During a second interview, Salinas told police he was mad at Lerma because she kicked him out of the house — a point his attorney disputes — about 10 days before the fire. Salinas told investigators he called police and reported the loud music, saying he wanted to get Lerma “in trouble,” and gave police a fake name and phone number.
He also said he was parked in his car in front of a neighbor’s house when he made the call to police. Investigators asked if he went into Martinez’s house and started the fire.
“Salinas never denied going into the residence and starting the fire,” investigators wrote in the criminal complaint, adding that he kept moving his hands and looking down when asked about the blaze.
Salinas’ attorney, Lily Gutierrez, said his arrest came as a surprise. He hired her to accompany him to a polygraph interview scheduled for Tuesday.

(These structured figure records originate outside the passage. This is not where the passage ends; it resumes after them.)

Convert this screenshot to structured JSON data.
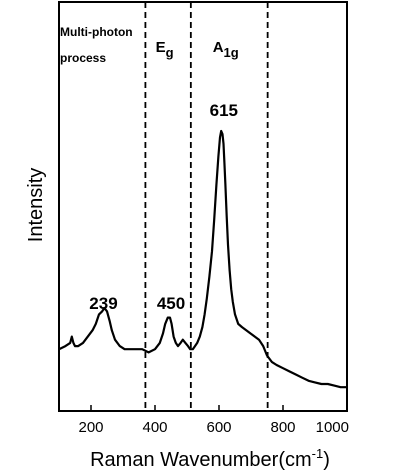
{
  "chart_data": {
    "type": "line",
    "title": "",
    "xlabel": "Raman Wavenumber(cm",
    "xlabel_sup": "-1",
    "xlabel_end": ")",
    "ylabel": "Intensity",
    "xlim": [
      100,
      1000
    ],
    "ylim": [
      0,
      1
    ],
    "y_ticks_shown": false,
    "grid": false,
    "legend": "none",
    "x_ticks": [
      200,
      400,
      600,
      800,
      1000
    ],
    "x_tick_labels": [
      "200",
      "400",
      "600",
      "800",
      "1000"
    ],
    "region_boundaries": [
      370,
      512,
      752
    ],
    "regions": [
      {
        "x": 100,
        "lines": [
          "Multi-photon",
          "process"
        ]
      },
      {
        "x": 430,
        "label": "E",
        "sub": "g"
      },
      {
        "x": 621,
        "label": "A",
        "sub": "1g"
      }
    ],
    "peak_labels": [
      {
        "x": 239,
        "y": 0.2,
        "label": "239"
      },
      {
        "x": 450,
        "y": 0.2,
        "label": "450"
      },
      {
        "x": 615,
        "y": 0.81,
        "label": "615"
      }
    ],
    "series": [
      {
        "x": [
          100,
          120,
          135,
          140,
          145,
          150,
          160,
          175,
          190,
          205,
          215,
          225,
          235,
          242,
          250,
          258,
          265,
          275,
          290,
          305,
          320,
          340,
          360,
          380,
          400,
          415,
          425,
          432,
          440,
          447,
          452,
          458,
          465,
          472,
          480,
          487,
          495,
          503,
          510,
          518,
          525,
          532,
          540,
          548,
          555,
          562,
          570,
          578,
          585,
          592,
          598,
          603,
          607,
          611,
          614,
          617,
          620,
          624,
          628,
          633,
          638,
          643,
          650,
          660,
          672,
          685,
          698,
          712,
          725,
          738,
          750,
          765,
          780,
          800,
          820,
          840,
          860,
          880,
          900,
          920,
          940,
          960,
          980,
          1000
        ],
        "y": [
          0.11,
          0.12,
          0.13,
          0.15,
          0.13,
          0.12,
          0.12,
          0.13,
          0.15,
          0.17,
          0.19,
          0.22,
          0.23,
          0.24,
          0.23,
          0.2,
          0.17,
          0.14,
          0.12,
          0.11,
          0.11,
          0.11,
          0.11,
          0.1,
          0.11,
          0.13,
          0.16,
          0.19,
          0.21,
          0.21,
          0.19,
          0.15,
          0.13,
          0.12,
          0.13,
          0.14,
          0.13,
          0.12,
          0.11,
          0.11,
          0.12,
          0.13,
          0.15,
          0.18,
          0.22,
          0.27,
          0.34,
          0.42,
          0.52,
          0.63,
          0.72,
          0.78,
          0.8,
          0.79,
          0.76,
          0.7,
          0.63,
          0.53,
          0.44,
          0.36,
          0.3,
          0.26,
          0.22,
          0.19,
          0.18,
          0.17,
          0.16,
          0.15,
          0.14,
          0.12,
          0.09,
          0.07,
          0.06,
          0.05,
          0.04,
          0.03,
          0.02,
          0.01,
          0.005,
          0.0,
          0.0,
          -0.005,
          -0.01,
          -0.01
        ]
      }
    ]
  }
}
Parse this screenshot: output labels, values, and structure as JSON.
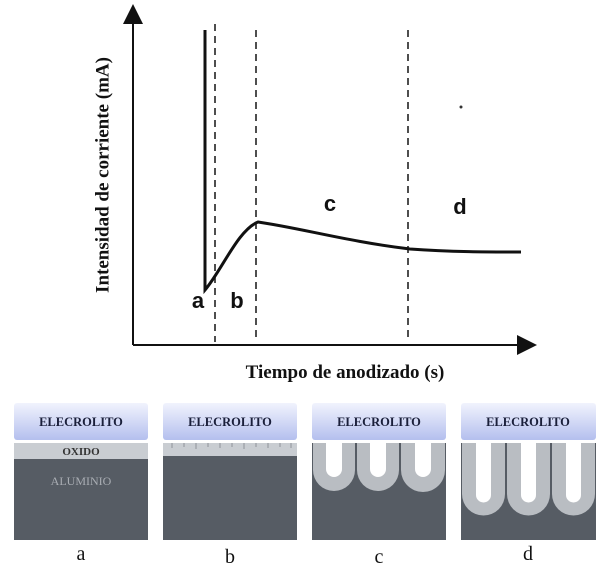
{
  "graph": {
    "y_axis_label": "Intensidad de corriente (mA)",
    "x_axis_label": "Tiempo de anodizado (s)",
    "regions": [
      "a",
      "b",
      "c",
      "d"
    ]
  },
  "panels": [
    {
      "electrolyte": "ELECROLITO",
      "oxide": "OXIDO",
      "metal": "ALUMINIO",
      "caption": "a"
    },
    {
      "electrolyte": "ELECROLITO",
      "caption": "b"
    },
    {
      "electrolyte": "ELECROLITO",
      "caption": "c"
    },
    {
      "electrolyte": "ELECROLITO",
      "caption": "d"
    }
  ]
}
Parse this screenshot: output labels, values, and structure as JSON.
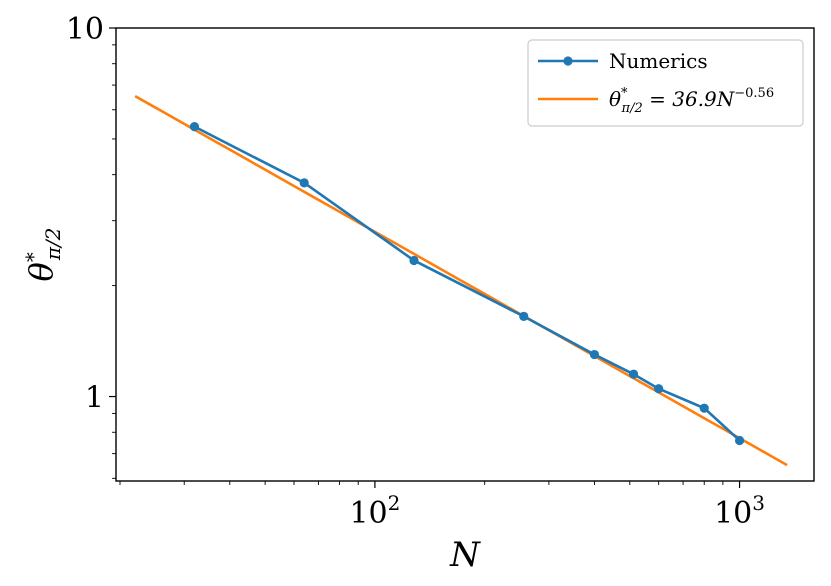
{
  "chart_data": {
    "type": "line",
    "xscale": "log",
    "yscale": "log",
    "xlabel": "N",
    "ylabel": "θ*π/2",
    "xlim": [
      19.5,
      1600
    ],
    "ylim": [
      0.59,
      10
    ],
    "x_ticks": [
      {
        "value": 100,
        "base": "10",
        "exp": "2"
      },
      {
        "value": 1000,
        "base": "10",
        "exp": "3"
      }
    ],
    "y_ticks": [
      {
        "value": 1,
        "label": "1"
      },
      {
        "value": 10,
        "label": "10"
      }
    ],
    "grid": false,
    "legend_position": "top-right",
    "series": [
      {
        "name": "Numerics",
        "kind": "line-markers",
        "color": "#1f77b4",
        "x": [
          32,
          64,
          128,
          256,
          400,
          512,
          600,
          800,
          1000
        ],
        "y": [
          5.4,
          3.8,
          2.34,
          1.65,
          1.3,
          1.15,
          1.05,
          0.93,
          0.76
        ]
      },
      {
        "name": "θ*π/2 = 36.9N^-0.56",
        "kind": "line",
        "color": "#ff7f0e",
        "coefficient": 36.9,
        "exponent": -0.56,
        "x_range": [
          22,
          1350
        ]
      }
    ],
    "legend": {
      "numerics_label": "Numerics",
      "fit_label_lhs": "θ",
      "fit_label_sup": "*",
      "fit_label_sub": "π/2",
      "fit_label_rhs": " = 36.9N",
      "fit_label_exp": "−0.56"
    }
  }
}
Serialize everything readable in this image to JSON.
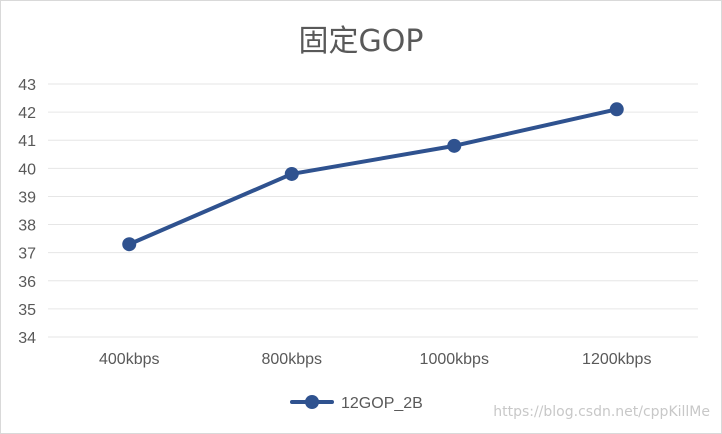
{
  "chart_data": {
    "type": "line",
    "title": "固定GOP",
    "categories": [
      "400kbps",
      "800kbps",
      "1000kbps",
      "1200kbps"
    ],
    "series": [
      {
        "name": "12GOP_2B",
        "values": [
          37.3,
          39.8,
          40.8,
          42.1
        ],
        "color": "#2f528f"
      }
    ],
    "ylim": [
      34,
      43
    ],
    "yticks": [
      "34",
      "35",
      "36",
      "37",
      "38",
      "39",
      "40",
      "41",
      "42",
      "43"
    ],
    "grid": true,
    "legend_position": "bottom"
  },
  "watermark": "https://blog.csdn.net/cppKillMe",
  "colors": {
    "grid": "#e6e6e6",
    "axis_text": "#595959"
  }
}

Instead, Salinas was arrested and charged with capital murder.
“It was interesting to me that he would get arrested at this time, when he was in position that he would be cooperating,” said Gutierrez, who added that she had not seen the criminal complaint against her client as of Wednesday afternoon.
Weslaco Municipal Judge Carlos Garza charged Salinas with two counts of capital murder and one count of attempted capital murder.
The judge set his bond at $2.5 million. If convicted, Salinas could face the death penalty.
The deaths of the mother and her son are at least the 34th and 35th homicides in Hidalgo County this year and the second and third homicides in Weslaco this year.
Lugo, the close friend of the Martinez family, said the possibility that the deaths of Martinez, a social worker, and her 12-year-old son were murder — instead of an accident — doesn’t offer much closure. Rather, it only creates new questions for his daughter.
“Unfortunately to her it opens up a wound again — a very unpleasant one,” he said.